Cette technologie a été introduite dans les années 1990 par Chaum et van Heyst. Elle désigne un type de signature électronique pour un groupe de personnes. Au groupe est associée une unique clé publique de vérification de la signature. Chaque membre du groupe possède sa propre clé privée de signature avec laquelle il peut générer des signatures pouvant être vérifiées avec la clé publique du groupe. Ce type de signature permet à un membre du groupe de prouver son appartenance au groupe sans avoir à révéler son identité (c’est-à-dire qu’il est en pratique difficile de déterminer quel membre du groupe a généré la signature). Chaque membre du groupe peut signer des messages au nom du groupe et, comme n’importe quelle signature électronique, n’importe qui peut vérifier la signature. Il est possible de donner à une autorité de confiance le pouvoir de révéler l’identité du signataire.

 

Les signatures de groupe sont un mécanisme cryptographique éprouvé. Certaines formes de signatures de groupe sont déjà standardisées à l’ISO (l’organisation internationale de normalisation) dans la norme ISO/IEC 20008. Des signatures de groupe sont utilisées dans le monde industriel, notamment dans les cryptoprocesseurs TPM (Trusted Platform Module), sous la forme de Direct Anonymous Attestations, une primitive cryptographique permettant d’authentifier à distance le TPM tout en préservant l’identité de l’utilisateur de la plateforme contenant le module. Une approche similaire est utilisée dans les processeurs Intel (sous la forme d’EPID, Enhanced Privacy ID).

 

Néanmoins, l’un des experts interrogés regrette que les signatures de groupe ne soient cantonnées qu’à la recherche et au développement, malgré l’existence d’implémentations efficaces et de standards établis. Un exemple d’application évoqué, qui fonctionnerait efficacement en pratique, serait l’utilisation des signatures de groupe pour contrôler l’accès à l’entrée d’un immeuble ou encore la vérification d’âge respectueuse de la vie privée. À ce sujet, le LINC a publié un démonstrateur du mécanisme de vérification de l’âge basé sur les signatures de groupe.

 

Conclusion

 

À l’heure où la protection de la vie privée est une préoccupation majeure, les entretiens avec des experts en cryptographie ont permis de tirer plusieurs enseignements.

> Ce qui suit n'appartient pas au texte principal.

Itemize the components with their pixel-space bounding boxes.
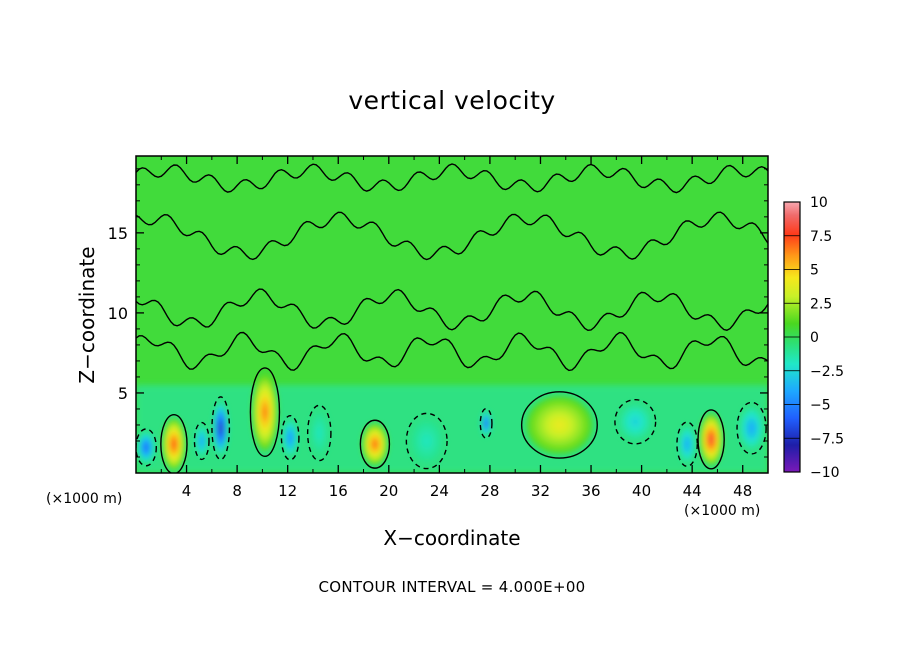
plot-frame	[135, 155, 769, 474]
contour-8	[280, 414, 300, 461]
contour-interval-note: CONTOUR INTERVAL = 4.000E+00	[318, 578, 586, 596]
updraft-core-0	[162, 418, 186, 470]
x-tick-label: 32	[531, 482, 550, 500]
x-tick-label: 12	[278, 482, 297, 500]
downdraft-core-8	[282, 418, 298, 457]
plot-area	[136, 156, 768, 473]
downdraft-core-12	[617, 402, 653, 441]
x-tick-label: 48	[733, 482, 752, 500]
contour-7	[193, 421, 210, 461]
x-tick-label: 4	[182, 482, 192, 500]
y-tick-label: 5	[118, 384, 128, 403]
contour-11	[736, 401, 767, 455]
downdraft-core-14	[409, 416, 445, 465]
x-tick-label: 28	[480, 482, 499, 500]
contour-12	[614, 398, 657, 445]
contour-9	[479, 407, 493, 439]
colorbar-tick-label: −5	[810, 398, 831, 414]
x-tick-label: 40	[632, 482, 651, 500]
contour-13	[306, 404, 332, 462]
downdraft-core-5	[137, 431, 155, 464]
colorbar-tick-label: 7.5	[810, 229, 832, 245]
colorbar-tick-label: −10	[810, 465, 840, 481]
downdraft-core-6	[213, 400, 229, 456]
contour-1	[249, 367, 281, 458]
colorbar-tick-label: −2.5	[810, 364, 844, 380]
downdraft-core-9	[481, 410, 492, 437]
colorbar: 10 7.5 5 2.5 0 −2.5 −5 −7.5 −10	[783, 195, 844, 481]
zero-contour-1	[136, 211, 768, 261]
colorbar-tick-label: 0	[810, 330, 819, 346]
x-axis-title: X−coordinate	[383, 526, 521, 550]
x-tick-label: 20	[379, 482, 398, 500]
zero-contour-0	[136, 163, 768, 194]
contour-2	[359, 419, 391, 469]
contour-6	[211, 396, 231, 461]
updraft-core-2	[362, 423, 388, 465]
contour-14	[405, 412, 448, 470]
colorbar-tick-label: 2.5	[810, 296, 832, 312]
updraft-core-3	[526, 396, 593, 454]
updraft-core-1	[252, 373, 278, 451]
x-tick-label: 8	[232, 482, 242, 500]
x-unit-left: (×1000 m)	[46, 491, 123, 507]
x-tick-label: 24	[430, 482, 449, 500]
contour-5	[136, 428, 157, 467]
colorbar-tick-label: 5	[810, 263, 819, 279]
x-tick-label: 36	[581, 482, 600, 500]
x-tick-label: 16	[329, 482, 348, 500]
x-tick-label: 44	[683, 482, 702, 500]
chart-title: vertical velocity	[348, 86, 556, 115]
y-tick-label: 10	[108, 304, 128, 323]
colorbar-tick-label: −7.5	[810, 431, 844, 447]
contour-4	[697, 409, 725, 470]
contour-3	[520, 391, 598, 459]
low-level-band	[136, 384, 768, 473]
updraft-core-4	[699, 413, 723, 465]
zero-contour-2	[136, 288, 768, 332]
x-unit-right: (×1000 m)	[684, 503, 761, 519]
contour-10	[676, 421, 698, 467]
downdraft-core-10	[678, 424, 696, 464]
zero-contour-3	[136, 331, 768, 372]
downdraft-core-11	[738, 405, 765, 451]
colorbar-tick-label: 10	[810, 195, 828, 211]
y-tick-label: 15	[108, 224, 128, 243]
contour-0	[160, 414, 188, 473]
downdraft-core-13	[309, 408, 330, 457]
downdraft-core-7	[195, 424, 209, 457]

L'émergence des privacy-enhancing technologies (PETs) comme le chiffrement homomorphe (FHE) et les preuves de connaissance à divulgation nulle de connaissance (ZKP) ou les signatures de groupe offre des solutions innovantes pour répondre à ces préoccupations. Malgré les avancées significatives dans ces domaines, des défis persistent, notamment en termes de performance et de praticabilité. Toutefois, avec l’intérêt croissant de l'industrie et les efforts continus de la recherche, l'adoption généralisée de ces technologies semble de plus en plus réaliste.

Bien que le RGPD ne mentionne pas explicitement ces technologies, son article 25 sur la « protection des données dès la conception et par défaut » souligne leur importance qu’elles pourraient avoir pour respecter cette obligation. La CNIL pourrait promouvoir et encourager leur utilisation dans le cadre de la mise en œuvre du règlement afin de renforcer la protection des données personnelles.  

 

[1] Gentry, C. (2009, Mai). Fully homomorphic encryption using ideal lattices. In Proceedings of the forty-first annual ACM symposium on Theory of computing (pp. 169-178).